Едва ступив на арену, он отскочил в сторону, весь ощетинился и зарычал. Навстречу ему двигались пять слонов. Это были отнюдь не крупные слоны, но Майклу они показались гигантскими чудовищами и напомнили ему мельком виденную им китовую матку, которая разнесла в щепы «Мэри Тернер». Слоны, не обращая на него ни малейшего внимания, гуськом, неторопливо покинули арену, причем каждый держал хоботом хвост идущего впереди, — это был специальный трюк «на уход».
Непосредственно вслед за Майклом на арену вышли медведи. Арена — посыпанный опилками круг величиной с обыкновенную цирковую арену — помещалась в квадратном здании со стеклянной крышей, но амфитеатра вокруг не было, зрители сюда не допускались. Только Гаррису Коллинзу с его ассистентами, покупателям и продавцам зверей да профессионалам-дрессировщикам разрешалось смотреть, как здесь мучают животных, обучая их трюкам, на которые публика потом смотрит, разинув рот от изумления или покатываясь со смеху.
Медведи немедленно приступили к «работе» на противоположной стороне арены, и Майкл позабыл о них.

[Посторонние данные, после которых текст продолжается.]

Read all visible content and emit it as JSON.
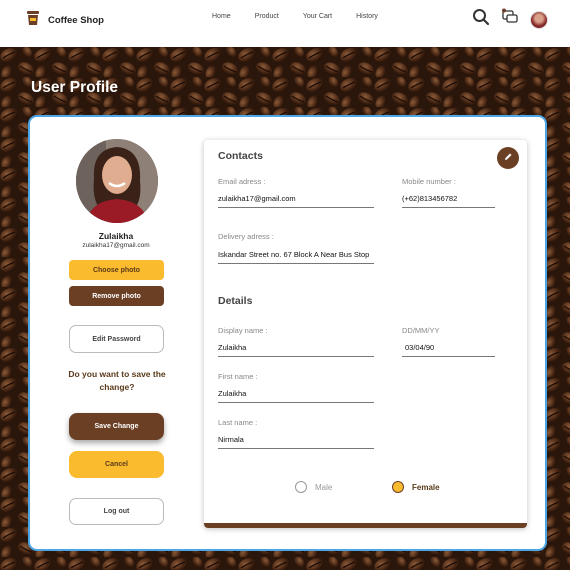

Внимание его отвлекли люди, выкатывавшие громадные пестро раскрашенные бочки такой прочности, что они выдерживали тяжесть сидящих на них слонов. Когда молодой человек, ведший его на цепи, остановился, Майкл с живейшим интересом принялся рассматривать пегого шетлендского пони. Пони лежал на боку и, то и дело поднимая голову, целовал сидящего на нем человека. Вот и все, что видел Майкл, но при этом он ясно почувствовал: что-то тут не так. Сам не зная почему и, собственно, ничего подозрительного не заметив, Майкл понял, что за всем здесь происходящим кроется жестокость, насилие, несправедливость. А он ведь не видел длинной булавки в руке человека, сидящего на пони. Человек вонзал эту булавку в тело пони и, когда тот рефлекторно поднимал голову, наклонялся к нему, отчего создавалось впечатление, что пони его целует. Зрители были уверены, что лошадка выражает хозяину свою любовь и приверженность.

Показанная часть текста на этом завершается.